Holographic Pokémon cards from the late 90s and early 2000s only fall into two categories: Holo and reverse-holo. A regular holo card constricts the holo effect to the illustration box of the card. A reverse holo is when most of the card is holo, and the illustration box is not.
Modern Pokémon cards are much more complex, some not falling into the holo or reverse-holo columns. Full art, alternative art, trainer showcase, and many more types of cards utilize the holofoil layer in new ways.
Interestingly, since metal is usually a heavy substance, some Pokémon booster packs can be weighed. The heavier packs have a holo card in them, while lighter ones do not. This is an issue when it comes to vintage booster packs.
The Pokémon Company has resolved this issue with the introduction of code cards in 2011, but they of course can’t go back in time and alter the vintage booster packs on the second-hand market.
Are holographic cards valuable?
There are a lot of valuable cards in the world of the Pokémon TCG, and most of them are holos.
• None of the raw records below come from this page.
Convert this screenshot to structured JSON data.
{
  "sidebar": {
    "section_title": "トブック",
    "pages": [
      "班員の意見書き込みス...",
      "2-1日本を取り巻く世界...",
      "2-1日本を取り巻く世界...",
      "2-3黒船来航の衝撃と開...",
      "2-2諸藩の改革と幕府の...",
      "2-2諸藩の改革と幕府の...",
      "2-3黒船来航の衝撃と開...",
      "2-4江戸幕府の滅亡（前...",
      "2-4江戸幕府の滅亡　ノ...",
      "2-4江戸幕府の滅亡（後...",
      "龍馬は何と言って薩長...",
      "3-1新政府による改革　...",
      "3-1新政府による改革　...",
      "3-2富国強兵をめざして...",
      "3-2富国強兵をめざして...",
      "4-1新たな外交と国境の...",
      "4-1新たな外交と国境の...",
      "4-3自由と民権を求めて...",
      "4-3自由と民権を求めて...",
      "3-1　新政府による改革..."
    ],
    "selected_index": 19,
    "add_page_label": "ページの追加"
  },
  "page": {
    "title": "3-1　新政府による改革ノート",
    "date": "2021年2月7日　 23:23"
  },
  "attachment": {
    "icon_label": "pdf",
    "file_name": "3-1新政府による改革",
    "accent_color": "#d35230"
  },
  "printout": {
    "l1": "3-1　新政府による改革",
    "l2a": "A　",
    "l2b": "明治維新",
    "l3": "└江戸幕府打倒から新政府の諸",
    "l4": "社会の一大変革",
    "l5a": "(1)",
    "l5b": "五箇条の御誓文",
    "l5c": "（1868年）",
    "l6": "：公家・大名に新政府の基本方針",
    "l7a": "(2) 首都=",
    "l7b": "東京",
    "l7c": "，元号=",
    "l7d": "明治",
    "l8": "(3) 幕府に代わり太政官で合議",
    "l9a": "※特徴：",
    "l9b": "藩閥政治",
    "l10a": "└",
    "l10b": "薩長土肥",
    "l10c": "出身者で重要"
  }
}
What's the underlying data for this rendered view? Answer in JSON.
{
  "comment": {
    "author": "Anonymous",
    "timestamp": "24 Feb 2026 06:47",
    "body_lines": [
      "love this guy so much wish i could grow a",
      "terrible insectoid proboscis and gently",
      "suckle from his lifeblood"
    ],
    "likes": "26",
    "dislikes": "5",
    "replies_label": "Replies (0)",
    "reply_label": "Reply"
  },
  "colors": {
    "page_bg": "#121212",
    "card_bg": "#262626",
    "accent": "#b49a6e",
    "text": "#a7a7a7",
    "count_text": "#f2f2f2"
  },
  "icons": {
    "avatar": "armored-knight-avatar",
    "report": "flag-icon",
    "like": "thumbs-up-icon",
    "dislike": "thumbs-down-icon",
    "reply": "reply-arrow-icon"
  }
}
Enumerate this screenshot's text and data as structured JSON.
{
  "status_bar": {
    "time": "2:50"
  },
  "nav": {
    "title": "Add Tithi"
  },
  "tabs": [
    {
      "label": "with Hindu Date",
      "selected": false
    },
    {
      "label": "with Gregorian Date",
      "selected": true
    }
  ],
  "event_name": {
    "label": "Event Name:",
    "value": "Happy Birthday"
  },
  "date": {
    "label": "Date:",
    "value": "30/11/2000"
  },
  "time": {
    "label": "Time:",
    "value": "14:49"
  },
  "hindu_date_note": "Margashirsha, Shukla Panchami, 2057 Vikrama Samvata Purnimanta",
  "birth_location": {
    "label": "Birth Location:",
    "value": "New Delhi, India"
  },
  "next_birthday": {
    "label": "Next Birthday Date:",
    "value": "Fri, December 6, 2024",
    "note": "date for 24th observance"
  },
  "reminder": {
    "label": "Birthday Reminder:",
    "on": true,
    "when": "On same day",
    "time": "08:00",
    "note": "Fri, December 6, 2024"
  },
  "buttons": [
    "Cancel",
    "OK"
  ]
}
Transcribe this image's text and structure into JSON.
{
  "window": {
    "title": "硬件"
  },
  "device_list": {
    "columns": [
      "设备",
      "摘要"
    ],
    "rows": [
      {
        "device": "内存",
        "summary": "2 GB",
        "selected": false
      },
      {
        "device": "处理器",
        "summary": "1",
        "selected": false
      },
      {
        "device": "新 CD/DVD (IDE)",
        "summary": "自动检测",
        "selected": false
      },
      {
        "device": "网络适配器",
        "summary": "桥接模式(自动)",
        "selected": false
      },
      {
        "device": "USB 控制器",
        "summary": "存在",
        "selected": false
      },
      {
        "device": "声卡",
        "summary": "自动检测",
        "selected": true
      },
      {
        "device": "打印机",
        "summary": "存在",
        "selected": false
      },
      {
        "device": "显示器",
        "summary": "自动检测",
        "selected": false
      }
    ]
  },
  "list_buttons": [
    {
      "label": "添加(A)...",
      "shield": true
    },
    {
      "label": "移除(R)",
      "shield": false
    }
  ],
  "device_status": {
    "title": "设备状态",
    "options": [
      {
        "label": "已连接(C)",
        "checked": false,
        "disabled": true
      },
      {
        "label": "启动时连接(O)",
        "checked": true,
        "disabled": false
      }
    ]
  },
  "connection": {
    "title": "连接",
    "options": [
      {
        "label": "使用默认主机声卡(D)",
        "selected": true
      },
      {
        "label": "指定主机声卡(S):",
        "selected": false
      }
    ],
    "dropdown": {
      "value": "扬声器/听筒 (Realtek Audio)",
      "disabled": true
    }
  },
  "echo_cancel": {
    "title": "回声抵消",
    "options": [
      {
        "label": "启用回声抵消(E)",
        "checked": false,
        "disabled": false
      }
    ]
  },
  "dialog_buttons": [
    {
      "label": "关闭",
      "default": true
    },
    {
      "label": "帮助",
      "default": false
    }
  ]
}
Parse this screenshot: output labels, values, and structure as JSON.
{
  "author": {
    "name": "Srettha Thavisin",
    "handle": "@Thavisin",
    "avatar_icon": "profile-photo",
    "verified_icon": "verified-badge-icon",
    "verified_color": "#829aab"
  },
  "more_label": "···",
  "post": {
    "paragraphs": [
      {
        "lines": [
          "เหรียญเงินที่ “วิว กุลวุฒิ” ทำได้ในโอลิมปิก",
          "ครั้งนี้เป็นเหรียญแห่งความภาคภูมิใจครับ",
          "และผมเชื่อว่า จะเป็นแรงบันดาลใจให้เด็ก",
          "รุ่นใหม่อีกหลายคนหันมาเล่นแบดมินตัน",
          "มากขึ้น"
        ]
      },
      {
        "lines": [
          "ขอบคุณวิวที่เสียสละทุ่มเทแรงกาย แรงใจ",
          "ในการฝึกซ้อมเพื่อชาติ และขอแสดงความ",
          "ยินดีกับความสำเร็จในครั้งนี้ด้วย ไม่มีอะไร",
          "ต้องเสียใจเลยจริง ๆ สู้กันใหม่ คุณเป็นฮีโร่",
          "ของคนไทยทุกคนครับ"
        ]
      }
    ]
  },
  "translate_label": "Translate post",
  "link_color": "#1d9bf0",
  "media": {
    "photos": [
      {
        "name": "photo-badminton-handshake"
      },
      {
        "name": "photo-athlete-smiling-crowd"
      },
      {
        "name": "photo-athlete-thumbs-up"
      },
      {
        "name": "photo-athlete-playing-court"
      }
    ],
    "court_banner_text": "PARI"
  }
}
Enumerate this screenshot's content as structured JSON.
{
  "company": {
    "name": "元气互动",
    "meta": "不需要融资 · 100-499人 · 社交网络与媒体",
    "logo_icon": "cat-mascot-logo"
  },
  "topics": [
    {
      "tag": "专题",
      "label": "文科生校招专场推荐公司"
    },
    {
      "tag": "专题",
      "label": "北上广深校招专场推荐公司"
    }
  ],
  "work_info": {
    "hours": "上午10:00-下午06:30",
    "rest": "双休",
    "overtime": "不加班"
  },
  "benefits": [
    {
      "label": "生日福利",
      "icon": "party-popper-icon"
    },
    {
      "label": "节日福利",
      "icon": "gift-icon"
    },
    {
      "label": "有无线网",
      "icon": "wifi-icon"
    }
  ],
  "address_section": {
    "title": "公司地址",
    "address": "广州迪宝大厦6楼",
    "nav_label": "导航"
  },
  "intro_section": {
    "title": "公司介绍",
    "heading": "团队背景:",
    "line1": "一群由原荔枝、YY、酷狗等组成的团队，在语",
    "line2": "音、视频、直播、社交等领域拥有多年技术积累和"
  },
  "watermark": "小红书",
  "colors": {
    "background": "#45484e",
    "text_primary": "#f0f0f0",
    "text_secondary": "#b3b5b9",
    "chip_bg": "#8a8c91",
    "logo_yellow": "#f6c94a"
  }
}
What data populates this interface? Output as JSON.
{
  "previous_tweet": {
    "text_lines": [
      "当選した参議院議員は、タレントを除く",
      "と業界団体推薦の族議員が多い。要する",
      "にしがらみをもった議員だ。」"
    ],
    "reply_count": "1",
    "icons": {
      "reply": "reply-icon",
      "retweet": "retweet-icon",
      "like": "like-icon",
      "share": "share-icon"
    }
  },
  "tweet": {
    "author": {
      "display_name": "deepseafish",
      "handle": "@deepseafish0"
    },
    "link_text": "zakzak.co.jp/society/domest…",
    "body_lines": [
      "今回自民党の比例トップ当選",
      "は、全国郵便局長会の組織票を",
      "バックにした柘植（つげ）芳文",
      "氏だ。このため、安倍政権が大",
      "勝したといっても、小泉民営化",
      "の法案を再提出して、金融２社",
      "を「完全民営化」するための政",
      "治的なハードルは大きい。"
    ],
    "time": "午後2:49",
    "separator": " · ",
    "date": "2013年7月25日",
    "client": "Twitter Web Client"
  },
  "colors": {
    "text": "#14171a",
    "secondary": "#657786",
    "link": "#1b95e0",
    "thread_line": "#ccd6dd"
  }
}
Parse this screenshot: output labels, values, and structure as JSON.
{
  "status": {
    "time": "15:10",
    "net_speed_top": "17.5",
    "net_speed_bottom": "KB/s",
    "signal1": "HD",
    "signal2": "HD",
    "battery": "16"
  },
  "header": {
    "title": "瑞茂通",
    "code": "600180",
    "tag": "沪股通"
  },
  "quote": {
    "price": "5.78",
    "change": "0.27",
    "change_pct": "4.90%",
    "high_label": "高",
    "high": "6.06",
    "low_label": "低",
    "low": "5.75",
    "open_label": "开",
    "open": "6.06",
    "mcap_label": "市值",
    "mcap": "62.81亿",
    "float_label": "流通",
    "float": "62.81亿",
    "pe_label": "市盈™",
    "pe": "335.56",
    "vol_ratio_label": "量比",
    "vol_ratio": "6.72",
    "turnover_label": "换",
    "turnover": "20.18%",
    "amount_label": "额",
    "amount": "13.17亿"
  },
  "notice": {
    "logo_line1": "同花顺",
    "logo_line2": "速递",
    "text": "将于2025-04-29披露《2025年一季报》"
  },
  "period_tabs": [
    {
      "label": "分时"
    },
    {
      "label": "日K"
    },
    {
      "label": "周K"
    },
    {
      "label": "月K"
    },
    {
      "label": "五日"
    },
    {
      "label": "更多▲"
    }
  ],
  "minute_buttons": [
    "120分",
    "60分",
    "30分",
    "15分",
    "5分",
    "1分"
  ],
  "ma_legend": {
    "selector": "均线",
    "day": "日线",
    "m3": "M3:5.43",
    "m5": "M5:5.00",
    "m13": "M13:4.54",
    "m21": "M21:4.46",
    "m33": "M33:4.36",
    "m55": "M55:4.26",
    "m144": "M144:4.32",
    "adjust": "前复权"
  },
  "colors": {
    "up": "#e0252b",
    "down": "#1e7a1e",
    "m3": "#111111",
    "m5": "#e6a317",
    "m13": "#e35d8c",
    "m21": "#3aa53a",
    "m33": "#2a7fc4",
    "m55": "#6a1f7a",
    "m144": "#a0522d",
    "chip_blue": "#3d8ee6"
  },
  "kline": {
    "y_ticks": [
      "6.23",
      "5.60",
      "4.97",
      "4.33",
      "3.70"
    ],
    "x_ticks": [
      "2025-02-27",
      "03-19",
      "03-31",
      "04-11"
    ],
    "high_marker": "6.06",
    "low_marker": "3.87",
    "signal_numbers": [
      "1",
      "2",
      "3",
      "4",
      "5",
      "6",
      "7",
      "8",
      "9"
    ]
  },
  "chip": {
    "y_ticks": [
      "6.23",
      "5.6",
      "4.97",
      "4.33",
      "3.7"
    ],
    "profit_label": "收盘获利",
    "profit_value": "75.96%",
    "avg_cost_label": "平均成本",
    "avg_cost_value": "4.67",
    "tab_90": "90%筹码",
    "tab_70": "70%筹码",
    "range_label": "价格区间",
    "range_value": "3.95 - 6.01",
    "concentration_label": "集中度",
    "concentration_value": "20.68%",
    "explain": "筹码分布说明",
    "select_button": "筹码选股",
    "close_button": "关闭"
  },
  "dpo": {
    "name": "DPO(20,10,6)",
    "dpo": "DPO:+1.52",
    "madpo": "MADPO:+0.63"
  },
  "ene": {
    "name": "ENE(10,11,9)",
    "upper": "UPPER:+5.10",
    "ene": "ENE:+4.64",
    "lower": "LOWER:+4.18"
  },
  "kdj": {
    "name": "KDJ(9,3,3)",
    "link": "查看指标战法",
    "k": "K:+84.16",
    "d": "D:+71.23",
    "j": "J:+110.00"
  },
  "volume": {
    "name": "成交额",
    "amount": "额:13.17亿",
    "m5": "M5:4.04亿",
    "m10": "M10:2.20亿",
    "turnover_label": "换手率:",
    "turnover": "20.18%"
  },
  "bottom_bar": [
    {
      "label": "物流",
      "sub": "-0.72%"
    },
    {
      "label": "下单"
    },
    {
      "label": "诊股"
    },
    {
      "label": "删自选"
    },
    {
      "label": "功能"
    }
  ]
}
However, not all holo cards are valuable, in fact, most are not.
If you want to know if your holo card is valuable, you’ll have to properly value your card yourself. We have a great step-by-step article here if you want to learn how.
If your holo card has a 1st edition stamp, it is probably valuable.
First edition Pokémon holographic cards
Modern Pokémon cards no longer have 1st edition stamps, but vintage cards can.
When a new set was released, the first print of the cards had a small black stamp at the lower-left corner of the illustration box that said ‘1st Edition’. This little stamp makes the card extra-rare and much more valuable than its unlimited counterpart. Not just holo cards can have the stamp, but regular ones too.
If you are searching for the carn online and it has a 1st edition stamp, don’t forget to type it in!
Are all Charizard cards worth money?
Any Pokémon card conversion eventually leads to Charizard.
Most people are now aware that a Charizard from 1999 can be a very expensive card. Are all Charizards worth a lot? Well, not exactly.
The Pokémon Company is well aware of Charizards popularity and keeps printing new Charizard cards on a regular basis. This is fun for collectors but can be deceiving for beginners because people tend to gravitate towards Charizard and pay a lot of money.
Not all Charizard cards are expensive. Some modern Charizards cost less than $1.
However, any Charizard card from the old sets is worth a pretty penny. And don’t forget about that 1st edition stamp.
Holographic cards are a staple in Pokémon card collecting. If you’ve got some, make sure you sleeve them! The most important factor in a card’s value, short or long term, is condition. Card sleeves help protect cards.